Friday, May 17, 2013

Manna For The Journey - Day 21



"Love never gives up. Love cares more for others than for self. Love doesn't want what it doesn't have. Love doesn't strut, doesn't have a swelled head, doesn't force itself on others, isn't always "me first," doesn't fly off the handle, doesn't keep score of the sins of others, doesn't revel when others grovel, takes pleasure in the flowering of truth, puts up with anything, trusts God always, always looks for the best, never looks back, but keeps going to the end. Love never dies. Inspired speech will be over some day; praying in tongues will end; understanding will reach its limit. We know only a portion of the truth, and what we say about God is always incomplete.
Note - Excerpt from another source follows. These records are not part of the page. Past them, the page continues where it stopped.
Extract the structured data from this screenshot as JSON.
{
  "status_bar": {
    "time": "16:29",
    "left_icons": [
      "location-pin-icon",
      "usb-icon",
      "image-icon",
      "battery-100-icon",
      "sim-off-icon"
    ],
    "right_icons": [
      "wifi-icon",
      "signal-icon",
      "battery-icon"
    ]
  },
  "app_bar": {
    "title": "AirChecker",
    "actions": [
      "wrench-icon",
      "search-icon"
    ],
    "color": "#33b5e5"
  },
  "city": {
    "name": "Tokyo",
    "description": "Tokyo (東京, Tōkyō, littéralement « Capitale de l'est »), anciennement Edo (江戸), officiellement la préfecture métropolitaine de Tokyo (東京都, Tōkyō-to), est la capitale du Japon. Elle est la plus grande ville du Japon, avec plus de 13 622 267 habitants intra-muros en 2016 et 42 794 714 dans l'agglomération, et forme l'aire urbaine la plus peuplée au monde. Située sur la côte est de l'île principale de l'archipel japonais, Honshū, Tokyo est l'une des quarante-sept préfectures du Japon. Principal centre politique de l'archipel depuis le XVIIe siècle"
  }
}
But when the Complete arrives, our incompletes will be canceled."

This scripture fascinates me. I don't think I'd really ever seen this kind of love until recently. Isn't that being said from a selfish perspective too? How about have I ever given this kind of love? Why is everything about what we receive? Honestly, its the first thing I thought of. I want to be loved like that. What I'm discovering is maybe to be loved like that, I need to love others like that. I have loved because I have gotten something in return. I'm receiving love. I'm receiving praise. I'm receiving admiration. I'm receiving what my expectations are. But, what happens when those expectations aren't being met? What happens when I'm met with disappointment? Do I still love? Especially when it comes to those closest to me? Do I love them well? Do I love them unselfishly? Do I keep track of the wrongs and offenses? Do I long to control their life and when I don't feel like their doing what I want, do I support them by loving them anyway? People often say, "you can't be their Holy Spirit" convicting others and guiding them. The difference is the Holy Spirit still loves. He does not give up. He does not keep record of our misguided choices. He doesn't meet us next time with an "I told you so". He just loves us. After 41 years of walking this earth, I'm just realizing that I have not loved this way. I can make all the excuses in the world about how I wasn't taught to love this way, I wasn't shown this type of love. The truth is, this is how Jesus loved.  It's in His Word. If we seek after Him and are willing to be taught, we can love like this. His way is all about selfless love, always was, always will be. Maybe we need to quit complaining about all the wrongs done to us in this lifetime, all the people that have not loved us well, all the trials. Maybe we need to get on the offensive instead of the defensive and love without restraint. Love without expectation, love openly and honestly. No agendas, no what's in it for me, no fear. You see, at the end of the day there are no guarantees. But, at least you have tasted the sweet offering of a love this pure and beautiful. "Because when the Complete arrives, our incompletes will be canceled."